Japanese Educators Learn about Character Education

Japanese Educators Learn about Character Education


Five Japanese professors visited SUNY Cortland on Nov. 7 to learn how to bring character education into their country’s classrooms.

Two faculty members from Hiroshima University, two from Okayama University and one from Doshisha University held all-day meetings with psychologist Thomas Lickona, a professor of childhood/early childhood education at the College. Lickona directs the School of Education’s Center for the 4th & 5th Rs (Respect and Responsibility), a character education center devoted to advancing the “smart and good” schools vision throughout schools in this country and abroad.

“There is, in fact, a growing international character education movement,” said Lickona. For example, last year the center hosted Ryota Yaginuma, an associate professor at Gifu National University’s Graduate School of Education, for one full year of study at the College. SUNY Cortland’s James M. Clark Center for International Education assisted with that academic guest scholar’s appointment. Yaginuma ultimately plans to write a book for Japanese teachers on how character education is implemented in 24 award-winning American high schools.

So what would American educators have to share with Asian cultures about class control and high academic performance in the classroom?

“The problems they have really cut across cultures,” said Lickona, a published author of eight books on character development and moral behavior.

“They have bullying in schools,” Lickona said. “It takes different forms, but meanness and exclusion and harassment are found there. Some Japanese children have killed themselves because of bullying in the classroom.”

“Cheating is a problem in Japan as it is in our schools,” added Lickona. His center’s Smart and Good Schools Summer Institutes have trained more than 4,500 principals, teachers and other educators from 35 U.S. states and 20 countries. “It just gets worse as it goes up the grades. It’s most severe in the high schools where the competition to get the best grades is the strongest.”

SUNY Cortland’s five visitors were:

• Tazuko Aoki, a professor in the Faculty of Learning Science at the Graduate School of Education at Hiroshima University in Hiroshima, Japan, who is group leader for this research project.

• Yoshimasa Hashigaya, a professor in art education at the Graduate School of Education at Okayama University, who would like to bring his research to bear on teaching communication design.

• Shigeyuki Atarashi, a professor in the Department of Philosophy at Doshisha University in Kyoto, Japan, who is studying pragmatic ethics.

• Tsuyoshi Yamada, an associate professor in the Graduate School of Education at Okayama University, who is interested in measuring results in character education.

• Norimune Kawai, an associate professor in the Center for Special Needs Education Research and Practice at Hiroshima University, who will research speech disorders and character education in special needs classrooms.

After spending a day with the guests, Lickona arranged for them to visit the Shipley School in Bryn Mawr, Pa., and observe the school’s model kindergarten through fifth grade classrooms.

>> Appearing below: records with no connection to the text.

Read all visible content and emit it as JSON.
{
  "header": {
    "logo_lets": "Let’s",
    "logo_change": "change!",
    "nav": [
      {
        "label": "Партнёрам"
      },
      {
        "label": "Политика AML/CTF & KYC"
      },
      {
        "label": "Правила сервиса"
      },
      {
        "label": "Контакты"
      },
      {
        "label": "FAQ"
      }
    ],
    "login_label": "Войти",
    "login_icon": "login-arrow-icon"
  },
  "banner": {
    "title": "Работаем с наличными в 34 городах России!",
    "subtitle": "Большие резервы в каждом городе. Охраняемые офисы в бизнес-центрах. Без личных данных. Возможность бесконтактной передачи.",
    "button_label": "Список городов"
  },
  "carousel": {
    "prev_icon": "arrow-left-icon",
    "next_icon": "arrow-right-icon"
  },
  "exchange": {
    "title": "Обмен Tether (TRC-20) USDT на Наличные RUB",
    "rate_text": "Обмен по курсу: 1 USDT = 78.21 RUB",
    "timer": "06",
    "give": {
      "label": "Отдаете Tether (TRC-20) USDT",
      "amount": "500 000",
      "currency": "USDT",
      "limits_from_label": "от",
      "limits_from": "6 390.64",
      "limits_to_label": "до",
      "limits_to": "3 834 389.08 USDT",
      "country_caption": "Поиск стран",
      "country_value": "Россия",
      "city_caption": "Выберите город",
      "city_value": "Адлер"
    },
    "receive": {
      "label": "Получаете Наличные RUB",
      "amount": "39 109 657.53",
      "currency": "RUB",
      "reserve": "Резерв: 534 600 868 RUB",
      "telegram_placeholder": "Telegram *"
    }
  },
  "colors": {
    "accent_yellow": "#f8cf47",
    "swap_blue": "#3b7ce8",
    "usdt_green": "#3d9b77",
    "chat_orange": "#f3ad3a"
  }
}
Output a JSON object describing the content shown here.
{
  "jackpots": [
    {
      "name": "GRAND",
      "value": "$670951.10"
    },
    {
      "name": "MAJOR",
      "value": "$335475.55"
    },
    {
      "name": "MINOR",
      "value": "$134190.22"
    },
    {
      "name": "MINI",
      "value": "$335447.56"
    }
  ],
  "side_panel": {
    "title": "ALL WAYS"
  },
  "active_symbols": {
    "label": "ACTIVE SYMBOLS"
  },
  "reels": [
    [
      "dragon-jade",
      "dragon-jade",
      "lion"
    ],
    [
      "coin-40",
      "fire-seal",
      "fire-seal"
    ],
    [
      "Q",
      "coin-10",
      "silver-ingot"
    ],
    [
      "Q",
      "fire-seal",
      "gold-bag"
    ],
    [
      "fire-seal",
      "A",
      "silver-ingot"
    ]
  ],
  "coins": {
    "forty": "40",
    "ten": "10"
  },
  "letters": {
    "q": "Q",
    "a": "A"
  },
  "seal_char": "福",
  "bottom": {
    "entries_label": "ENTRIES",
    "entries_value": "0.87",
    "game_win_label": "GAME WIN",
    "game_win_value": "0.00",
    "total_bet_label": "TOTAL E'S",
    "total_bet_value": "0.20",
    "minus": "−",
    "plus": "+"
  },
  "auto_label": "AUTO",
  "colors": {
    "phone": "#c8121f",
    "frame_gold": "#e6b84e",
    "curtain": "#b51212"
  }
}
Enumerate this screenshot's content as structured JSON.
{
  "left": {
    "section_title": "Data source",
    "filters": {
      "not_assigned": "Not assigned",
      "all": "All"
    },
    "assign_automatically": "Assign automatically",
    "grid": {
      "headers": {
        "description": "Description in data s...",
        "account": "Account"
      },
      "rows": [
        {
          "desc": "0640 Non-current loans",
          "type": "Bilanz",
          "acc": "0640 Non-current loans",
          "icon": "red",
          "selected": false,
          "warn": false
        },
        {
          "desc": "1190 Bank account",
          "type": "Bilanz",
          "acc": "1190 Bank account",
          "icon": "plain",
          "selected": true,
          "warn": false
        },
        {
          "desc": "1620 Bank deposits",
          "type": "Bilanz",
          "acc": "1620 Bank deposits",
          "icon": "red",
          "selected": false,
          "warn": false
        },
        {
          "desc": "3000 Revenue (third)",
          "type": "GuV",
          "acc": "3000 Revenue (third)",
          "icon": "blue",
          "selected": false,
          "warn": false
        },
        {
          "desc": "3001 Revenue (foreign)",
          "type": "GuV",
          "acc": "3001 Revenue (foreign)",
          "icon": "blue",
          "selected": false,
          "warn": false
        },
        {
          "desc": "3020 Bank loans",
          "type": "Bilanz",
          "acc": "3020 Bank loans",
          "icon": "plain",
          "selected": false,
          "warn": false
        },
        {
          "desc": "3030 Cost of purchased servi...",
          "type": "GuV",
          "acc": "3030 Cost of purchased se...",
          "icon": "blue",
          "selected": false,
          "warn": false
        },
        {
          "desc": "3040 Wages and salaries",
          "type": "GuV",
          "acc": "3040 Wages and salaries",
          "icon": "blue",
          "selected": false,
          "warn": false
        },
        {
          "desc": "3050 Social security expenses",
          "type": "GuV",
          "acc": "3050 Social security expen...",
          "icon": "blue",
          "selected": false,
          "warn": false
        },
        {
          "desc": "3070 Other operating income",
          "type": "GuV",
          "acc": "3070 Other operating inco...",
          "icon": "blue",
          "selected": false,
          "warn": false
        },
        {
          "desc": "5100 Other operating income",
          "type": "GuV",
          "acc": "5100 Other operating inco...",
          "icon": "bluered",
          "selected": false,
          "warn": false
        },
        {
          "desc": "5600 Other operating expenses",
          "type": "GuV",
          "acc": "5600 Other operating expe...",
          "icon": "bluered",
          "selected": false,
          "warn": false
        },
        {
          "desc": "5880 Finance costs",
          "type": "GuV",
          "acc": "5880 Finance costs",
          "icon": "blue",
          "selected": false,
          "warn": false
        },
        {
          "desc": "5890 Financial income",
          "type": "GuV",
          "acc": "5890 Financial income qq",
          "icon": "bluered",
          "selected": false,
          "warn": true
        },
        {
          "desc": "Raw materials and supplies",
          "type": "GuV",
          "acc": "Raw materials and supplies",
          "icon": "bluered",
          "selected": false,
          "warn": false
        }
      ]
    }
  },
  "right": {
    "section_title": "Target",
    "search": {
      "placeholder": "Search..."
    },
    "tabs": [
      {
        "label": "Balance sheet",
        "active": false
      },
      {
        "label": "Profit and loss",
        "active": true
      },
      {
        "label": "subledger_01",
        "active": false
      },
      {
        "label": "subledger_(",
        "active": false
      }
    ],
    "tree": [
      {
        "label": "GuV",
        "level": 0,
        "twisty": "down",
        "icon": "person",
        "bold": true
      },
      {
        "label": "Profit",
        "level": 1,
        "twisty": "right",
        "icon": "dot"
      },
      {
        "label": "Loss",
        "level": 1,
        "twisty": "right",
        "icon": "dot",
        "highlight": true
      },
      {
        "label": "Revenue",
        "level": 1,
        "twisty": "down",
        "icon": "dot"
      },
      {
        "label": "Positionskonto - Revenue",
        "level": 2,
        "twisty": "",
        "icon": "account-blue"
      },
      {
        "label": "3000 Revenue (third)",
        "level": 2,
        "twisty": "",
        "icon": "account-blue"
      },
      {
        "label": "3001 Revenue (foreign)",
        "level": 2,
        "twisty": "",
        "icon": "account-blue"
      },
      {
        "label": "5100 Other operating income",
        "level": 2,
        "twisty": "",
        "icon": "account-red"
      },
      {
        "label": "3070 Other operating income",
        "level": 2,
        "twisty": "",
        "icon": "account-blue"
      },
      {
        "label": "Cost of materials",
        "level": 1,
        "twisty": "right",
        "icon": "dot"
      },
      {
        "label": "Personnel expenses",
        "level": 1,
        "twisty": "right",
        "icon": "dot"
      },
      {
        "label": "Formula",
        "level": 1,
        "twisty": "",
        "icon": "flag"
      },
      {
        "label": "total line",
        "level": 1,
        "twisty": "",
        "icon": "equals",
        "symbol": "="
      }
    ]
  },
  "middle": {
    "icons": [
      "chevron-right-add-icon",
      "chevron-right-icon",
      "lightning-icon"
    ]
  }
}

“Usha Balamore, Shipley School’s director of character education and assistant head of its lower school, has developed an exemplary, school-wide character education program,” said Lickona, noting that Balamore is a native of India.

He said the school has based its character education program on Lickona’s and Matthew Davidson’s 2005 report, “Smart and Good High Schools: Integrating Excellence and Ethics for Success in School, Work, and Beyond.”

Japanese scholars and Lickona
Five character education project members from Japan met with Thomas Lickona, shown on the right, Nov. 7 at SUNY Cortland’s Center for the 4th and 5th Rs. They are, from the left: Yoshimasa Hashigaya, Tsuyoshi Yamada, Tazuko Aoki, Shigeyuki Atarashi and Norimune Kawai.

The Shipley School used the Smart and Good Schools framework to design age-appropriate activities to help their students develop performance character, which is needed to do their best work, and moral character, which is needed to be their best selves, within an ethical learning community. This approach, effectively in use in the lower grades, has now expanded into Shipley’s Middle School.

The Japanese visitors expressed an eagerness to take their findings back to Japan.

Aoki, whose academic field is developmental psychology, is interested in the positive development of youth in global society. She became familiar with character education in Kansas City, Kansas, when her family stayed there in 1998. Back in Japan, she began to conduct the research with some school district participants.

“This time, I would like to know how to make an effective comprehensive approach in school,” she said. “For example, creating a caring school community and providing students with opportunities for moral action across grade levels in the USA.”

Hashigaya’s major is design, especially visual communication design emphasizing typography.

“In this research trip, I want to know how to use the visual communication design for students and staffs in the practices of effective character education,” Hashigaya said.

Atarashi, who has translated texts on moral education into Japanese, described his philosophical research objective:

“I would like to focus on the ethical aspects of children fostering their own good habits in the practices of character education,” he said.

Yamada, an educational psychologist, is very interested in the evaluation of character education.

“I want to know how to verify the effects of character education,” he said.